"Progetti di normalità", di Bruno Magnolfi

Uno che guarda.

 

Tutto insieme non si comprende, però poco per volta il senso può anche apparire chiaro. Questo pensa lui, mentre esce da casa, di nascosto, scivolando alla sera tardi quasi come fosse un ladro lungo le strade del suo quartiere, nel tentativo di non farsi sorprendere mentre prende una semplice, innocua, doverosa boccata d’aria. Ha trascorso la giornata sul suo terrazzino al terzo piano, ha telefonato a quasi tutte le persone che conosce, ha cercato di affrontare con loro ogni argomento, ha scavato il più possibile dentro di sé nella ricerca di dare a tutti nuove opinioni, differenti significati, i più svariati sensi alle proprie parole; infine si è fermato, ed ha sentito improvvisamente l’assenza degli argomenti e l’inevitabile conseguente solitudine ricadere su di lui. Allora ha guardato la strada sotto casa sua, ed ha notato ad un tratto qualcosa che forse non si sarebbe mai aspettato. Ha visto se stesso in carne ed ossa muoversi lungo il marciapiede: un suo secondo lui andarsene tranquillo tra i negozi aperti e le case della sua città. Camminava lentamente quella sua controfigura, quasi senza un vero scopo, cercando di ripercorrere esattamente il tragitto più usato da tutti, forse nel tentativo di mettere a fuoco adesso parecchi di quei particolari che normalmente alle persone paiono sfuggire.

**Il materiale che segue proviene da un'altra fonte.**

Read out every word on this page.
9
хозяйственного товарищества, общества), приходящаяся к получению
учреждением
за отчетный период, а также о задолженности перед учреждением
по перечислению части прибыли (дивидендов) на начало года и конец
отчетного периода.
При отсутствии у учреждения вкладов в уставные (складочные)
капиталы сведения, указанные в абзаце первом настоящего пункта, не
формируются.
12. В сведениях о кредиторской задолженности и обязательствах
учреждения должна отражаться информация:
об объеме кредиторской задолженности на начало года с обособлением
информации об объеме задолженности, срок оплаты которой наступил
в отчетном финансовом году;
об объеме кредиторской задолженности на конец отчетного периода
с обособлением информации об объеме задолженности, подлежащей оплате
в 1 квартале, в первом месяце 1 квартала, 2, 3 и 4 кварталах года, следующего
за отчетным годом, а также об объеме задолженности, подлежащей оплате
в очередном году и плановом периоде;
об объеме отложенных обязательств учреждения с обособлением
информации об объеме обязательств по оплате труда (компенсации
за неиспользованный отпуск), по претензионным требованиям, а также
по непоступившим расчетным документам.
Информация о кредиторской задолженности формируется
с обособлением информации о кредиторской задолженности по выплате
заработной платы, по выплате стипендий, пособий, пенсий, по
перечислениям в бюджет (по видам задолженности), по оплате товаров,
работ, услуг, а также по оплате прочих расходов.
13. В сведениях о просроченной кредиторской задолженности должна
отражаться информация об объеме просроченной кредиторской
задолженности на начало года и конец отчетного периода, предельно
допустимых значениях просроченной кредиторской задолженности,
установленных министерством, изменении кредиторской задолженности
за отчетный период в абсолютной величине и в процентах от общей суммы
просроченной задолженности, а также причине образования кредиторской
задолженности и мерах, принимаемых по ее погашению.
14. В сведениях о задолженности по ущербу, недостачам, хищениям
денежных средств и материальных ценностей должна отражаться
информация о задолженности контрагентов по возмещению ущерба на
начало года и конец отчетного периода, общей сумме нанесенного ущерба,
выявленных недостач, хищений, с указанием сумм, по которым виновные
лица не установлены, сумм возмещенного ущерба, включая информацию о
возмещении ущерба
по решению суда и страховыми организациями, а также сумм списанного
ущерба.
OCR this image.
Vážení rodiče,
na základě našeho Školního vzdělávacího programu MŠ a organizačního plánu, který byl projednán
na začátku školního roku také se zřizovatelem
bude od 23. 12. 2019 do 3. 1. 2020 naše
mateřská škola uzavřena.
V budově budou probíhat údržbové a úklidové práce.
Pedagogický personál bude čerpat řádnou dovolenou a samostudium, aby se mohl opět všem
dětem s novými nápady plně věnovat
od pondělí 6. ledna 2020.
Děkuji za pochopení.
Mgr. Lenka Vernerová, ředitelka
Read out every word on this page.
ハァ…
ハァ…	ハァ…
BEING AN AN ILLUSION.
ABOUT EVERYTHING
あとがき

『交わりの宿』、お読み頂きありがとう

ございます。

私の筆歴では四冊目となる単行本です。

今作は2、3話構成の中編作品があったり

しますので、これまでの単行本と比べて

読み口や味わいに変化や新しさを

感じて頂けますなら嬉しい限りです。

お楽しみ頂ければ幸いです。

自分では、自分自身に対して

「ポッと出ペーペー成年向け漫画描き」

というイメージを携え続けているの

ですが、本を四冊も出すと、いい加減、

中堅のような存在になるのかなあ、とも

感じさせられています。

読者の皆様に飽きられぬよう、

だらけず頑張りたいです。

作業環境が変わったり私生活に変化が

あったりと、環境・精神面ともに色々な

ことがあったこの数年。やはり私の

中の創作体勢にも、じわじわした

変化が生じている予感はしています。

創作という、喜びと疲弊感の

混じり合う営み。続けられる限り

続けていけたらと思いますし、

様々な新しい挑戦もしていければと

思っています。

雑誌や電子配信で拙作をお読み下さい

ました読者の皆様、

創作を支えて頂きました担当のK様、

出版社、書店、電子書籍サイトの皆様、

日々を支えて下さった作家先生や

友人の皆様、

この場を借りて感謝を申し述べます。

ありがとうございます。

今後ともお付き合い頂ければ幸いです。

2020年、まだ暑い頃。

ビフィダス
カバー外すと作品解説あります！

Per questo, quando lui è uscito veramente dal suo appartamento a sera tardi, ha cercato di ritrovare quei dettagli che aveva soltanto immaginato durante il giorno dal suo terrazzino, e con sua grande sorpresa li ha rintracciati quasi tutti. Così ha provato di nuovo, e si è accorto con stupore di riuscire a tirar fuori dalla propria semplice memoria molti più elementi di quanti mai avrebbe previsto. Quasi un gioco quello di proiettarsi in una situazione e tentare soltanto con la mente di visualizzare tutto ciò da cui ci si ritiene circondati, però talmente interessante da portarlo, lui che ha sempre vissuto soltanto di fatti e di cose concrete, a prendere degli appunti veloci e a sviluppare dei veri disegni su quanto ritiene di vedere quando pensa alle strade e alle case della sua città. Ha preso poi una vecchia cartina stradale, ed ha cercato di ricostruire passo dopo passo tutti gli edifici che secondo il suo parere si mostrano presenti lungo quelle vie. A riprova di tutto è tornato ad uscire nottetempo, e si è reso conto naturalmente di aver commesso alcuni errori, ma nell’insieme della massa dei dettagli di non essersi mai discostato molto dalla verità. Perciò ha iniziato con calma a ricostruire con la mente l’intero quartiere.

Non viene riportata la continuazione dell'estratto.